I want to setup Flink so it would transform and redirect the data streams from Apache Kafka to MongoDB. For testing purposes I'm building on top of flink-streaming-connectors.kafka example (https://github.com/apache/flink).
Kafka streams are being properly red by Flink, I can map them etc., but the problem occurs when I want to save each recieved and transformed message to MongoDB. The only example I've found about MongoDB integration is flink-mongodb-test from github. Unfortunately it uses static data source (database), not the Data Stream.
I believe there should be some DataStream.addSink implementation for MongoDB, but apparently there's not.
What would be the best way to achieve it? Do I need to write the custom sink function or maybe I'm missing something? Maybe it should be done in different way?
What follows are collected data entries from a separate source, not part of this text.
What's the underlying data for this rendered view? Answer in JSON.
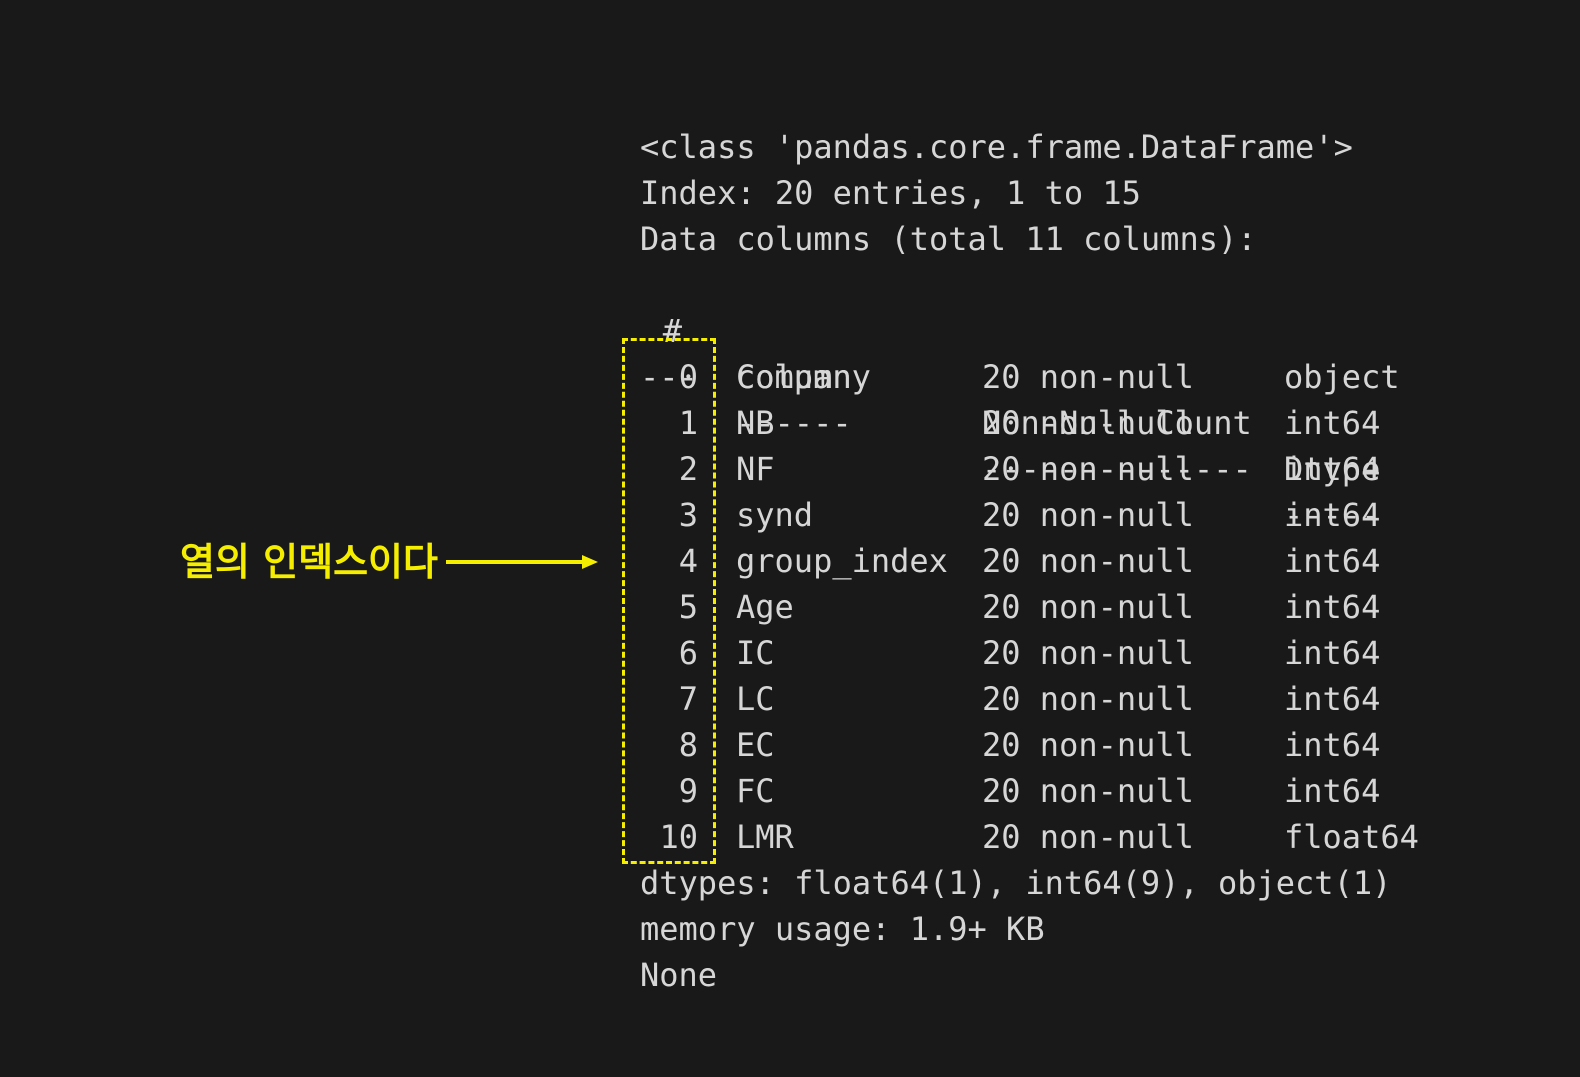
{
  "header": {
    "class_line": "<class 'pandas.core.frame.DataFrame'>",
    "index_line": "Index: 20 entries, 1 to 15",
    "data_columns_line": "Data columns (total 11 columns):"
  },
  "table": {
    "header": {
      "idx": "#",
      "name": "Column",
      "count": "Non-Null Count",
      "dtype": "Dtype"
    },
    "separator": {
      "idx": "---",
      "name": "------",
      "count": "--------------",
      "dtype": "-----"
    },
    "rows": [
      {
        "idx": "0",
        "name": "company",
        "count": "20 non-null",
        "dtype": "object"
      },
      {
        "idx": "1",
        "name": "NB",
        "count": "20 non-null",
        "dtype": "int64"
      },
      {
        "idx": "2",
        "name": "NF",
        "count": "20 non-null",
        "dtype": "int64"
      },
      {
        "idx": "3",
        "name": "synd",
        "count": "20 non-null",
        "dtype": "int64"
      },
      {
        "idx": "4",
        "name": "group_index",
        "count": "20 non-null",
        "dtype": "int64"
      },
      {
        "idx": "5",
        "name": "Age",
        "count": "20 non-null",
        "dtype": "int64"
      },
      {
        "idx": "6",
        "name": "IC",
        "count": "20 non-null",
        "dtype": "int64"
      },
      {
        "idx": "7",
        "name": "LC",
        "count": "20 non-null",
        "dtype": "int64"
      },
      {
        "idx": "8",
        "name": "EC",
        "count": "20 non-null",
        "dtype": "int64"
      },
      {
        "idx": "9",
        "name": "FC",
        "count": "20 non-null",
        "dtype": "int64"
      },
      {
        "idx": "10",
        "name": "LMR",
        "count": "20 non-null",
        "dtype": "float64"
      }
    ]
  },
  "footer": {
    "dtypes_line": "dtypes: float64(1), int64(9), object(1)",
    "memory_line": "memory usage: 1.9+ KB",
    "none_line": "None"
  },
  "annotation": {
    "label": "열의 인덱스이다",
    "color": "#f6ee00"
  },
  "colors": {
    "background": "#191919",
    "text": "#d6d6d6",
    "highlight": "#f6ee00"
  }
}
I'm not tied to any solution, so any suggestion would be appreciated.
Below there's an example what exactly i'm getting as an input and what I need to store as an output.
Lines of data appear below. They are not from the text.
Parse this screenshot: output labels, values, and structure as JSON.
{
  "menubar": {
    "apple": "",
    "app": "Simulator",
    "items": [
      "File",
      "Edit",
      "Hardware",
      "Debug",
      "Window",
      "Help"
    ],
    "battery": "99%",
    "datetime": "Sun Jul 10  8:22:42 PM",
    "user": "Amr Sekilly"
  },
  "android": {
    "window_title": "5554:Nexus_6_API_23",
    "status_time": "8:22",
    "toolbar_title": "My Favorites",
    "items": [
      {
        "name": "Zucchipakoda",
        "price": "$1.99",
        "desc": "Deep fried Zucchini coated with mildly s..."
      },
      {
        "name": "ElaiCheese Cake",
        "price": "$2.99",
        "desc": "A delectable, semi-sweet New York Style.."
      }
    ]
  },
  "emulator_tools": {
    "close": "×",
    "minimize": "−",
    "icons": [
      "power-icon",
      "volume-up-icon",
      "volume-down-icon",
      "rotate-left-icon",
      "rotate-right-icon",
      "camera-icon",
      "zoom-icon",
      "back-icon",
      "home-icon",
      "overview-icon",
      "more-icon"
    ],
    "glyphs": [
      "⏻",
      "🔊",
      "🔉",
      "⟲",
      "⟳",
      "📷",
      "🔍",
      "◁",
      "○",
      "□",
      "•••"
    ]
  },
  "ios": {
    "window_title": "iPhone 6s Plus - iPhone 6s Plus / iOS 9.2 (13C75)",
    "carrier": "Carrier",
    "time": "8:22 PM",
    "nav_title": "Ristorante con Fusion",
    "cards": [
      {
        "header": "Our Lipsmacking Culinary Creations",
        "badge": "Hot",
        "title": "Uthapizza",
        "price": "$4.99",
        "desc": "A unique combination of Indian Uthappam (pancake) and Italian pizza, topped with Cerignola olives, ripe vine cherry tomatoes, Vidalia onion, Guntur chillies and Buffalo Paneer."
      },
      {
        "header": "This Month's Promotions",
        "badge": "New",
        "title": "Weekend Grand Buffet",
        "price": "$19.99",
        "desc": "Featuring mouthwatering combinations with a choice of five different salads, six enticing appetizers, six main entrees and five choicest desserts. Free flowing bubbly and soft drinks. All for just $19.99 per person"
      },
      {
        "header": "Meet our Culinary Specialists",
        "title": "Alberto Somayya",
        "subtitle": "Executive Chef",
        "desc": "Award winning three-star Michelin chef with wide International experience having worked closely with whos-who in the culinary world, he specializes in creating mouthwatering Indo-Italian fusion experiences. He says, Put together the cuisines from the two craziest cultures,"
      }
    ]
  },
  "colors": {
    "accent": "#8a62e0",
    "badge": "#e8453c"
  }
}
Apache Kafka Broker <-------------- "AAABBBCCCDDD" (String)
Apache Kafka Broker --------------> Flink: DataStream<String>
Flink: DataStream.map({
return ("AAABBBCCCDDD").convertTo("A: AAA; B: BBB; C: CCC; D: DDD")
})
.rebalance()
.addSink(MongoDBSinkFunction); // store the row in MongoDB collection
As you can see in this example I'm using Flink mostly for Kafka's message stream buffering and some basic parsing.